Abstract: LLMs are pretrained by minimizing the cross-entropy loss for next-token prediction. In this paper, we study whether this optimization strategy can induce geometric structure in the learned model weights and context embeddings. We approach this problem by analyzing a constrained layer-peeled optimization program, which serves as a mathematically tractable surrogate for LLMs by treating the output projection matrix and last-layer context embeddings as optimization variables. Our analysis of this nonconvex optimization program demonstrates that symmetries in the target next-token distributions are transferred to the global minimizers of the layer-peeled model in a precise group-theoretic sense. Specifically, we prove that when the target tokens exhibit a cyclic-shift symmetry (such as the seven days of the week or the twelve months of the year), the optimal logit matrix is exactly circulant, and the Gram matrices of both the output projections and the context embeddings form circulant geometries as well. Next, for exchangeable target distributions invariant under the symmetric group and, more generally, under two-transitive group actions, we show that the global optimal output projection matrix forms a simplex equiangular tight frame, while the optimal logit matrix and context embeddings inherit the permutation symmetries present in the input data.
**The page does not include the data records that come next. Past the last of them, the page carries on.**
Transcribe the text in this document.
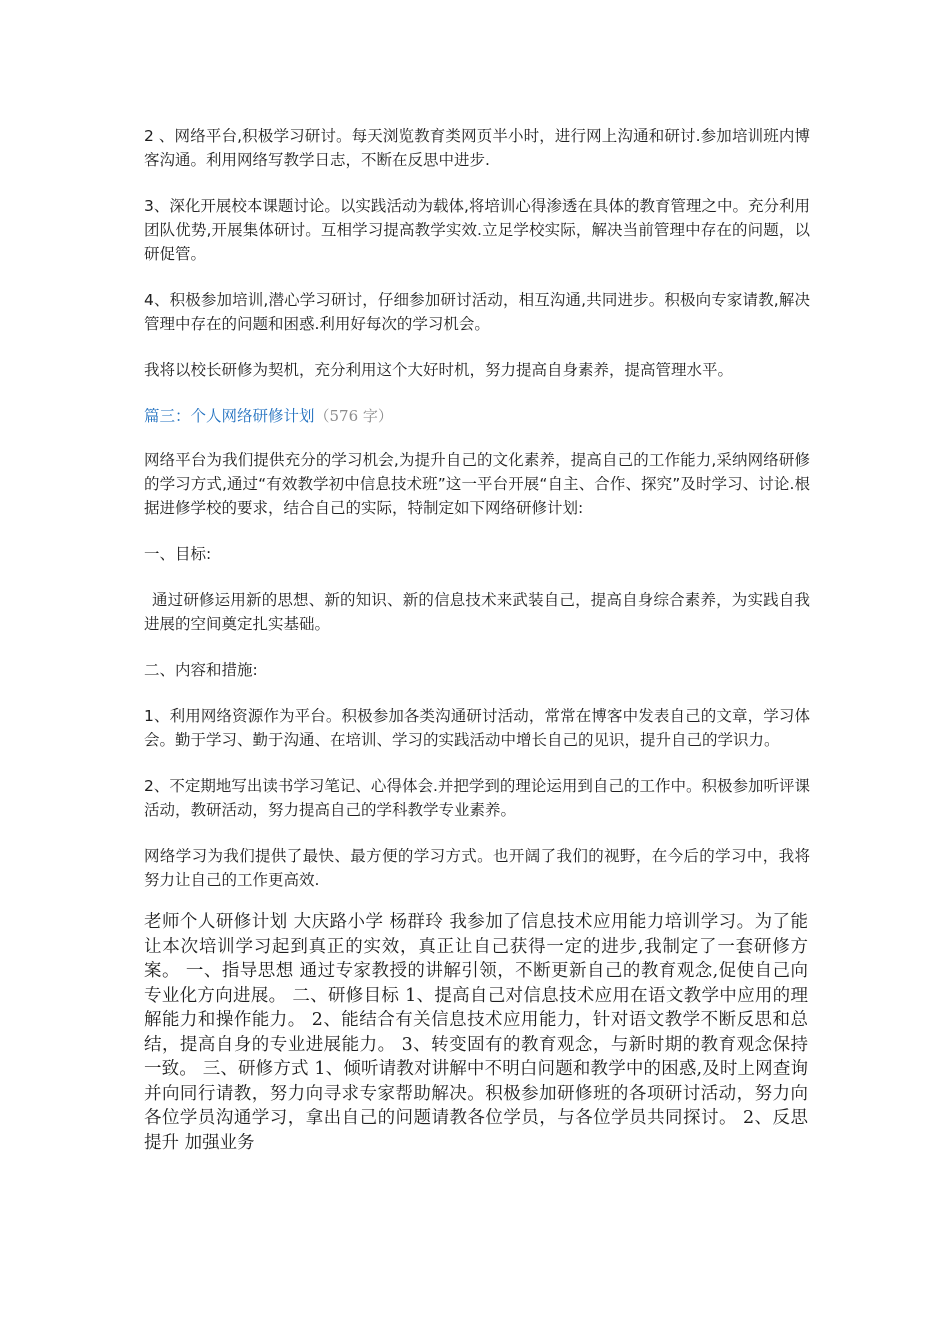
2 、网络平台,积极学习研讨。每天浏览教育类网页半小时，进行网上沟通和研讨.参加培训班内博客沟通。利用网络写教学日志，不断在反思中进步.

3、深化开展校本课题讨论。以实践活动为载体,将培训心得渗透在具体的教育管理之中。充分利用团队优势,开展集体研讨。互相学习提高教学实效.立足学校实际，解决当前管理中存在的问题，以研促管。

4、积极参加培训,潜心学习研讨，仔细参加研讨活动，相互沟通,共同进步。积极向专家请教,解决管理中存在的问题和困惑.利用好每次的学习机会。

我将以校长研修为契机，充分利用这个大好时机，努力提高自身素养，提高管理水平。

篇三：个人网络研修计划（576 字）

网络平台为我们提供充分的学习机会,为提升自己的文化素养，提高自己的工作能力,采纳网络研修的学习方式,通过“有效教学初中信息技术班”这一平台开展“自主、合作、探究”及时学习、讨论.根据进修学校的要求，结合自己的实际，特制定如下网络研修计划:

一、目标:

通过研修运用新的思想、新的知识、新的信息技术来武装自己，提高自身综合素养，为实践自我进展的空间奠定扎实基础。

二、内容和措施:

1、利用网络资源作为平台。积极参加各类沟通研讨活动，常常在博客中发表自己的文章，学习体会。勤于学习、勤于沟通、在培训、学习的实践活动中增长自己的见识，提升自己的学识力。

2、不定期地写出读书学习笔记、心得体会.并把学到的理论运用到自己的工作中。积极参加听评课活动，教研活动，努力提高自己的学科教学专业素养。

网络学习为我们提供了最快、最方便的学习方式。也开阔了我们的视野，在今后的学习中，我将努力让自己的工作更高效.

老师个人研修计划 大庆路小学 杨群玲 我参加了信息技术应用能力培训学习。为了能让本次培训学习起到真正的实效，真正让自己获得一定的进步,我制定了一套研修方案。 一、指导思想 通过专家教授的讲解引领，不断更新自己的教育观念,促使自己向专业化方向进展。 二、研修目标 1、提高自己对信息技术应用在语文教学中应用的理解能力和操作能力。 2、能结合有关信息技术应用能力，针对语文教学不断反思和总结，提高自身的专业进展能力。 3、转变固有的教育观念，与新时期的教育观念保持一致。 三、研修方式 1、倾听请教对讲解中不明白问题和教学中的困惑,及时上网查询并向同行请教，努力向寻求专家帮助解决。积极参加研修班的各项研讨活动，努力向各位学员沟通学习，拿出自己的问题请教各位学员，与各位学员共同探讨。 2、反思提升 加强业务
A key technical step is to reduce the constrained nonconvex factorized problem to an explicit logit-level convex characterization for cyclic symmetry and to a symmetry-based lower bound for permutation symmetry, together with a sharp characterization of the optimal factorization. Finally, we empirically demonstrate that open-source LLMs naturally exhibit symmetries consistent with our theoretical predictions, despite being trained without any explicit regularization promoting such geometric structure.